Share your dilemmas and get honest opinions from other Mumsnetters.

It's a benefits one, hard hat ready

175 replies

BucketHatWoes · 28/05/2025 05:55

DS 27, ASD lives with me, we are both on DA for different reasons.

I think I want him to move out,

I manage his money for bills and shopping

but hes having issues with food now and I dont have the energy to deal with it anymore, I feel awful about it, but I find it to much,

His Dad is an asshole but hes a millionaire, so if DS stayed with him, he could eat steak instead of pasta

but he would be gaslighted and manipulated every day

Hes not learning any life skills from me at the minute, only how being broke is shit

OP posts:
BluePandaCool · 28/05/2025 05:56

This reply has been deleted

This has been deleted by MNHQ for breaking our Talk Guidelines.

arcticpandas · 28/05/2025 05:58

If dad's a millionnaire why can't he hire help for the son to teach him life skills?

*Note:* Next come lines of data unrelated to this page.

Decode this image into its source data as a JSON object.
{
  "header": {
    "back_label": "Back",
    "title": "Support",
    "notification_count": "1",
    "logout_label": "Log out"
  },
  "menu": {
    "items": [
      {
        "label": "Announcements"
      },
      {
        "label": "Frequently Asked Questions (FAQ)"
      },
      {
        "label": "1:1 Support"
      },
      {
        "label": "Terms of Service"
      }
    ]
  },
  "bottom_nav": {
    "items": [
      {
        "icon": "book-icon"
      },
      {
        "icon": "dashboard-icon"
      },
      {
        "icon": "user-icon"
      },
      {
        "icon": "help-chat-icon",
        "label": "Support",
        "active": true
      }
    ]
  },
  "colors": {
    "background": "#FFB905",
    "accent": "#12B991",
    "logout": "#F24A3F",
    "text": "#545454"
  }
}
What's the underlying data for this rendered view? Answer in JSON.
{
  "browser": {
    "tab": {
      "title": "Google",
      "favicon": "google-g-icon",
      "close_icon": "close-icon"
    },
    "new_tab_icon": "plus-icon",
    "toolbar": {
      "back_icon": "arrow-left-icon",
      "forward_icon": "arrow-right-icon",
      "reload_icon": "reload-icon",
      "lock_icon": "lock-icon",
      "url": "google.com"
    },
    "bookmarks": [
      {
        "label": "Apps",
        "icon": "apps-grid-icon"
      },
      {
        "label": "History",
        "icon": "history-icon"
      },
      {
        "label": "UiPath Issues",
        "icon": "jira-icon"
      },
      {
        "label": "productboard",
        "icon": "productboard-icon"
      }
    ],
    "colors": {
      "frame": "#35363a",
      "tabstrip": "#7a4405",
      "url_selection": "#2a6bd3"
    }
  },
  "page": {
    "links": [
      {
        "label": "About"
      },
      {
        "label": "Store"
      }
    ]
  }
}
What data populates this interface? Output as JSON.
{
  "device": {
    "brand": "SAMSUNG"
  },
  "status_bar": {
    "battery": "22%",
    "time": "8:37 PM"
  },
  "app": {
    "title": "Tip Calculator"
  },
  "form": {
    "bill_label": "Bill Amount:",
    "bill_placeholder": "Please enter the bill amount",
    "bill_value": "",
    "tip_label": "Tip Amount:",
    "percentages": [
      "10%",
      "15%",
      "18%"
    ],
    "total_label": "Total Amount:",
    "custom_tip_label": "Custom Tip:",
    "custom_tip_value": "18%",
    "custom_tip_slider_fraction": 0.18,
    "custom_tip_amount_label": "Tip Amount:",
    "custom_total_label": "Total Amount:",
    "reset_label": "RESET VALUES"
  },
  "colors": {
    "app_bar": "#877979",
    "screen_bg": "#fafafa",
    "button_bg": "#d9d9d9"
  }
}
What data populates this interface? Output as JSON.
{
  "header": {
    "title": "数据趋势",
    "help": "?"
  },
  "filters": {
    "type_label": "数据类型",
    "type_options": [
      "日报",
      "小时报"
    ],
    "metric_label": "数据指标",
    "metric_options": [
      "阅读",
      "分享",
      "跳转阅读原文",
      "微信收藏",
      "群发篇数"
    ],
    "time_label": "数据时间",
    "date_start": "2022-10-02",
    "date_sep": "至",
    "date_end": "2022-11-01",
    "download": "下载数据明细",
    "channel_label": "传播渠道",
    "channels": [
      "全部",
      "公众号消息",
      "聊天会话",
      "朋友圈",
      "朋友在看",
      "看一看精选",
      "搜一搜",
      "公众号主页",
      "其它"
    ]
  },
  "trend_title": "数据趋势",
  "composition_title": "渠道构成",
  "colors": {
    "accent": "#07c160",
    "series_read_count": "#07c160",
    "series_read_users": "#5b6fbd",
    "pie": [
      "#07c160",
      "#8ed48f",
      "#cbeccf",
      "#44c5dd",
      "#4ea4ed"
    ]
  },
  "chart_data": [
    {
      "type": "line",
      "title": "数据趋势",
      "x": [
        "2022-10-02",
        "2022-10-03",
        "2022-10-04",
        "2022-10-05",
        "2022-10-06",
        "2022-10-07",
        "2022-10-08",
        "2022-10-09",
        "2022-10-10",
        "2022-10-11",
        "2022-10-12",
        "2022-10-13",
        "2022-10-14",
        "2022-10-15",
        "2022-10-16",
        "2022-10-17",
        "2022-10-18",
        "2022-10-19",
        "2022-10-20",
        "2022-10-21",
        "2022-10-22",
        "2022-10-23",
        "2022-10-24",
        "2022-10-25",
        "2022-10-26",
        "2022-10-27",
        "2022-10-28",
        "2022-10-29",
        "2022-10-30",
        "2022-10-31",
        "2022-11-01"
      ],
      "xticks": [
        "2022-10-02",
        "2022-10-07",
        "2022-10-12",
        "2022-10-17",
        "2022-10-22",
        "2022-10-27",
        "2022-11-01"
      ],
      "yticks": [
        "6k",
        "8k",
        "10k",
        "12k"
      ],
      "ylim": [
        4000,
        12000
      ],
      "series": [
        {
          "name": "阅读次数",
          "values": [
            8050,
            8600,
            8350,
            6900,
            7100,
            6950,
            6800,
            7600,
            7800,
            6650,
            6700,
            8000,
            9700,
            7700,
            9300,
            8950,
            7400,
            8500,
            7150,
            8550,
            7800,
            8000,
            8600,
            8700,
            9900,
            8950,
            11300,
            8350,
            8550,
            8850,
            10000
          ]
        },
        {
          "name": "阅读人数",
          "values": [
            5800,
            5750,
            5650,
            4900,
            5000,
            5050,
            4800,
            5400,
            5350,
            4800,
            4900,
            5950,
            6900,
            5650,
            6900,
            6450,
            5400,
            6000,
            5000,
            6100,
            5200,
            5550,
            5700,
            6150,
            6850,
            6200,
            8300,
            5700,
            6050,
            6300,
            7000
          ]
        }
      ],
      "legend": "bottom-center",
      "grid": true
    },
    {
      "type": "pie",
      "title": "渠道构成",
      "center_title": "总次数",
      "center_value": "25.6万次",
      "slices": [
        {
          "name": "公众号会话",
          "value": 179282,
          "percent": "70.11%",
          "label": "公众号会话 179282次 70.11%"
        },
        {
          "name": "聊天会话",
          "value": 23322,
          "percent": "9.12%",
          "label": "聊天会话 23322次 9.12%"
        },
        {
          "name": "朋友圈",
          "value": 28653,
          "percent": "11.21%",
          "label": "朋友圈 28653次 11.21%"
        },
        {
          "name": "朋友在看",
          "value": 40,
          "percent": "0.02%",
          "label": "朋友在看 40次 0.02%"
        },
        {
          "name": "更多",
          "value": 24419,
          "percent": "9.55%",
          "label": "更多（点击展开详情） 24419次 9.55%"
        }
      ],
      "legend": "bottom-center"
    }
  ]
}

Tiredofwhataboutery · 28/05/2025 05:59

You sound done in. Is his father really the only option? I wonder if a place in supported accommodation where he could learn some life skills and develop some independence would be better for him in the long run?

TimeForATerf · 28/05/2025 06:00

Too little info. Can he live independently with help such as assisted living? Will his dad have him?

Viviennemary · 28/05/2025 06:01

Maybe he could move in with his Dad for a short while and then go on to independent living with support.

RogersOrganismicProcess · 28/05/2025 06:02

Why has he not learned any life skills? Is it not being able to, or not being willing to?

havetobecareful · 28/05/2025 06:04

arcticpandas · 28/05/2025 05:58

If dad's a millionnaire why can't he hire help for the son to teach him life skills?

There might be a little clue in the fact the OP says her son would be gaslighted and manipulated, just a small one.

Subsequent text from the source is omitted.